Cagliari grande delusione. Quando si cambiano tre tecnici, la colpa è solo dei tecnici?

«No. Ma mi pare che gli stessi dirigenti di Genoa e Cagliari abbiano detto che le responsabilità sono da suddividere».

Perché Nicola riesce nelle imprese disperate ma non ingrana quando dovrebbe compiere il salto di qualità?

«Intanto bisognerebbe lasciarlo provare, capire cosa significa compiere il salto di qualità.
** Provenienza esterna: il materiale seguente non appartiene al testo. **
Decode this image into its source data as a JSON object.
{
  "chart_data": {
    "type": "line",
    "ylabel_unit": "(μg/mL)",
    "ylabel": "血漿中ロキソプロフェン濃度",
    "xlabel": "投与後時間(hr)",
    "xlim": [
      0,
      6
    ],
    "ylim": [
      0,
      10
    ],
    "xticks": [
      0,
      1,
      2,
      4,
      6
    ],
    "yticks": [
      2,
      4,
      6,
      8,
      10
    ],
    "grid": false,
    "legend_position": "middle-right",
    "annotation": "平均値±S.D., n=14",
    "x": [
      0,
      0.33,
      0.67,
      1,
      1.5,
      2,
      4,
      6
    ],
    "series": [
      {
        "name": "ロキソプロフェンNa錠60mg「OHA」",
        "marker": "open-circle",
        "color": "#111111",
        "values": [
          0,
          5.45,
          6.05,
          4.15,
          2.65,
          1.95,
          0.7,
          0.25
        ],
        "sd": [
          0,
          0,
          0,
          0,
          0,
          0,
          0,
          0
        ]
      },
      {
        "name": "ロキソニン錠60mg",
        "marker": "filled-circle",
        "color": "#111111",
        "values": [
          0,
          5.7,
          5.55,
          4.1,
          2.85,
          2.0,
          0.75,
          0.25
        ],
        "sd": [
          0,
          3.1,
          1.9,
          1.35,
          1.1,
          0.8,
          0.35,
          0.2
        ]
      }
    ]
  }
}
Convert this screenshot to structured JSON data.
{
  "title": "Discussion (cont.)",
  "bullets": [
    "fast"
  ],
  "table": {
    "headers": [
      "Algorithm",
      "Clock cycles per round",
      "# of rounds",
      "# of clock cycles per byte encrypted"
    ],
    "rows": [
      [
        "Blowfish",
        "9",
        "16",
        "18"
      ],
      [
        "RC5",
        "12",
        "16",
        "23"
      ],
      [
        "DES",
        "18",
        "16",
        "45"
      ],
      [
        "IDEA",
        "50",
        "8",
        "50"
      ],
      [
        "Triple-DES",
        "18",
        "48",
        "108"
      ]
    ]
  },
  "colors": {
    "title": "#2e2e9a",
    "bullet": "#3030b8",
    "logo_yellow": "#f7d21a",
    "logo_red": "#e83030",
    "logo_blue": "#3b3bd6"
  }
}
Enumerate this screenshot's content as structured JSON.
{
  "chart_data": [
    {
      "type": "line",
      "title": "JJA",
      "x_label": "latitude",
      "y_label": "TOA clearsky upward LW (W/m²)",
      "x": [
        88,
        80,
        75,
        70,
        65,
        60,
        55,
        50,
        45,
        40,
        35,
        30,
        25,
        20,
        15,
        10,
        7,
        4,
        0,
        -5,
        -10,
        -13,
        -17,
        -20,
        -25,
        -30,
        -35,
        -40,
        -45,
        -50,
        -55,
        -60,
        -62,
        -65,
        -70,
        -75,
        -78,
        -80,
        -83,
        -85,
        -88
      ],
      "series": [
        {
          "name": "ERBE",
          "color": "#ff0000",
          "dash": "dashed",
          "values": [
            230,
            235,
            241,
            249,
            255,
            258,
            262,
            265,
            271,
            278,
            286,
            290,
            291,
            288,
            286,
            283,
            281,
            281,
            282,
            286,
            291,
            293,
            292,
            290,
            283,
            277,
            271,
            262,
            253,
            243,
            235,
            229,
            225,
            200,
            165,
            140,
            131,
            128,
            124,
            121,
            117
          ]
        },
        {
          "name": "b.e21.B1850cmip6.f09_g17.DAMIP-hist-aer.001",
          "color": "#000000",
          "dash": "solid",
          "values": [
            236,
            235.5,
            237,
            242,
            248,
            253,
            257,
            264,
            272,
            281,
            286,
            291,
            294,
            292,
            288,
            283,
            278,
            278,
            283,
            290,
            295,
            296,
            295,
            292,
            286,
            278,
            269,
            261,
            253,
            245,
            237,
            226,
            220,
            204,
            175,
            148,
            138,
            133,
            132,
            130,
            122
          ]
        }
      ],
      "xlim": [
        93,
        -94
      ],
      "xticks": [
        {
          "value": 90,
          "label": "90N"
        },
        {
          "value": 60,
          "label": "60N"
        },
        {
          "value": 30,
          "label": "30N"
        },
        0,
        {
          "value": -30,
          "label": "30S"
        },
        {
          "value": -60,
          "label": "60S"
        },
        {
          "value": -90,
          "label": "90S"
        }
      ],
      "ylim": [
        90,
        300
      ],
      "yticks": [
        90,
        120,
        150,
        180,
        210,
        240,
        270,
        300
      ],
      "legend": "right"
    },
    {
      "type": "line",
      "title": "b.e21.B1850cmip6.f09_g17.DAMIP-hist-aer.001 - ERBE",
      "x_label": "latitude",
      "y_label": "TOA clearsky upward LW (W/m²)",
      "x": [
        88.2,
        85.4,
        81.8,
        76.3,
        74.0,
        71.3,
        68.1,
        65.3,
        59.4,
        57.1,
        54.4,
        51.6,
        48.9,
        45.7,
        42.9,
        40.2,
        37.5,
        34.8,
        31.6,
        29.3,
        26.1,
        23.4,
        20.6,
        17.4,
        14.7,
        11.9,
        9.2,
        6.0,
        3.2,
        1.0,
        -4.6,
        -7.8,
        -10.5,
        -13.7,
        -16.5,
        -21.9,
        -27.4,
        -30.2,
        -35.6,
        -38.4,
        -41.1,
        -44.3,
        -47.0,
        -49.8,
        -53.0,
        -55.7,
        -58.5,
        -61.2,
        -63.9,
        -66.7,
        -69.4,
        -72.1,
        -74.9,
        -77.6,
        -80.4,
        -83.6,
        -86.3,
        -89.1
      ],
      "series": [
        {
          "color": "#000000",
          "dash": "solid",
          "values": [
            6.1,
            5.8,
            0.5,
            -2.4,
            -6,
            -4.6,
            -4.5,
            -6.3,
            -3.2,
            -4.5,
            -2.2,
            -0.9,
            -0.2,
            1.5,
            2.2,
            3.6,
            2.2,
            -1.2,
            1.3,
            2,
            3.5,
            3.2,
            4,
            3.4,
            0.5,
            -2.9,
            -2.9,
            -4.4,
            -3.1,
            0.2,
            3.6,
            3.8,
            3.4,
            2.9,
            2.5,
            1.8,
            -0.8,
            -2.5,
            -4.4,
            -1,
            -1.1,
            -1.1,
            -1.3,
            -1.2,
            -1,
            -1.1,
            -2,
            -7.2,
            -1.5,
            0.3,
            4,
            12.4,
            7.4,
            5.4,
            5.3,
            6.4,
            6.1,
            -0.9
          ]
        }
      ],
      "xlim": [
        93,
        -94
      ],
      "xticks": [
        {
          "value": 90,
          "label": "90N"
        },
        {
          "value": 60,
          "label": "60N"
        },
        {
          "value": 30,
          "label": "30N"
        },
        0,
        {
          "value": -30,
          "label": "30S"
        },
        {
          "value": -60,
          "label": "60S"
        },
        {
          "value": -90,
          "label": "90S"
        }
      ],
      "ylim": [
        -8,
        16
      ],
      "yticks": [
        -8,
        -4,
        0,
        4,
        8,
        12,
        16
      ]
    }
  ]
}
Comunque, nelle imprese difficili, trova motivazioni particolari. Ha formato un gruppo solido nel giro di poche partite, quando lui è arrivato lì, i granata erano praticamente in B. Il ds ha preso una serie di buoni giocatori, la proprietà è forte. Salvezza meritata. Anche se arrivata dopo la partita più brutta. Ecco, il calcio è così: puoi parlare, preparare partite, impazzire. Poi c’è il campo, ci sono i giocatori che risolvono situazioni oppure no».

Perché Nicola non ha funzionato a Bari?

«Fu esonerato quando era terzo, o quarto... Non giocava bene, ma non vuol dire nulla. Quell’anno, a parere mio, non era sostenuto a dovere. Ci fu una campagna contro di lui durante il campionato».

La prossima A. Il Lecce a cosa va incontro?
«Il Lecce è organizzato. Le prime mosse: il rinnovo di Corvino e l’arrivo di Mencucci. Un messaggio che si investe e si va avanti. Punteranno alla salvezza, ma hanno una precisa identità e sanno fare calcio».

La prossima B è un terno al lotto...

«Sarà una grande B e se sale il Monza lo sarà ancora di più. Grandi piazze, grandi città. Il Bari saprà farsi trovare pronto».

Chi vince la Conference e chi la Champions?

«La Roma, mi auguro la Roma. Mourinho può piacere o meno, ma ha riportato 80 mila all’Olimpico. Sesto posto e Conference, un piccolo capolavoro. Personaggi come lui servono. Ancelotti è italiano, un amico. Ma Klopp è il mio idolo...».